The general public, rather, wants to be informed and entertained by your visualization. And in the case of “Goldilocks,” the general public was the target audience, and therefore I wanted the visualization to show something more visually compelling than just being as effective as possible.
Amongst several other ways to represent this, I eventually ended up with the image below:
What’s happening here is that the distance from the center (which is where Earth Similarity has a score of one is still based on the Earth Similarity Index, but the radial position is not just a sorted list laid out on a circle. It is a layout based on the Golden Ratio. You can see this exact same pattern in nature everywhere, for instance the way the seeds of a solar flower are positioned.

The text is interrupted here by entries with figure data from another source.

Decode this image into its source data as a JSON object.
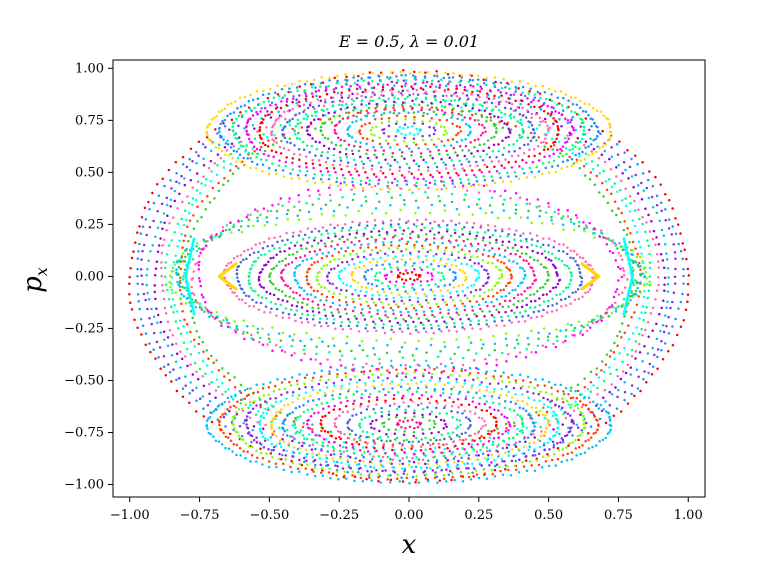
{
  "chart_data": {
    "type": "scatter",
    "title": "E = 0.5, λ = 0.01",
    "xlabel": "x",
    "ylabel": "p",
    "ylabel_sub": "x",
    "xlim": [
      -1.06,
      1.06
    ],
    "ylim": [
      -1.06,
      1.04
    ],
    "xticks": [
      -1.0,
      -0.75,
      -0.5,
      -0.25,
      0.0,
      0.25,
      0.5,
      0.75,
      1.0
    ],
    "xtick_labels": [
      "−1.00",
      "−0.75",
      "−0.50",
      "−0.25",
      "0.00",
      "0.25",
      "0.50",
      "0.75",
      "1.00"
    ],
    "yticks": [
      1.0,
      0.75,
      0.5,
      0.25,
      0.0,
      -0.25,
      -0.5,
      -0.75,
      -1.0
    ],
    "ytick_labels": [
      "1.00",
      "0.75",
      "0.50",
      "0.25",
      "0.00",
      "−0.25",
      "−0.50",
      "−0.75",
      "−1.00"
    ],
    "grid": false,
    "legend": "none",
    "series": [
      {
        "color": "#ffd700",
        "values": [
          {
            "x": 0.0,
            "y": 0.0,
            "rx": 0.0,
            "ry": 0.0
          }
        ]
      },
      {
        "color": "#00ffff",
        "values": [
          {
            "x": 0.0,
            "y": 0.0,
            "rx": 0.0,
            "ry": 0.0
          }
        ]
      }
    ],
    "islands": [
      {
        "cx": 0.0,
        "cy": 0.0,
        "rx_max": 0.66,
        "ry_max": 0.27,
        "rings": 16
      },
      {
        "cx": 0.0,
        "cy": 0.7,
        "rx_max": 0.72,
        "ry_max": 0.28,
        "rings": 16
      },
      {
        "cx": 0.0,
        "cy": -0.71,
        "rx_max": 0.72,
        "ry_max": 0.28,
        "rings": 16
      }
    ],
    "outer_boundary": {
      "rx": 1.0,
      "ry": 1.0,
      "rings": 10
    },
    "palette": [
      "#ff0000",
      "#ff00ff",
      "#00ff80",
      "#1e90ff",
      "#ffd700",
      "#00ffff",
      "#8a2be2",
      "#7fff00",
      "#ff4500",
      "#00bfff",
      "#ff1493",
      "#32cd32",
      "#9400d3",
      "#00fa9a",
      "#4169e1",
      "#ff69b4"
    ]
  }
}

The end result is a pleasing image of a rather simple subset of the data. And the reason why I think so is that there is a nice balance between large and small dots. It has some kind of organic look to it, and at the same time also shows some structure.
Circular shapes are often considered aesthetic and it also turned out a surprisingly unusual representation of that data that reveals some different patterns than the well known one, according to astronomers to whom I’ve shown this.
Consider These Data Visualization Tips Every Time You Design
When it comes to data visualization, take these data visualization tips into account. Understand that there are many ways that you can have influence on the result, either by working on the What (the data) the Why, (the questions and the stories) or on the How (the way you visually represent data and interact with it).
Ultimately, a visualization is always driven by data. So listen to what the data has to say, what it’s characteristics are, and try to find a good visual representation for it.
Be critical of your own data visualizations and continuously improve on them.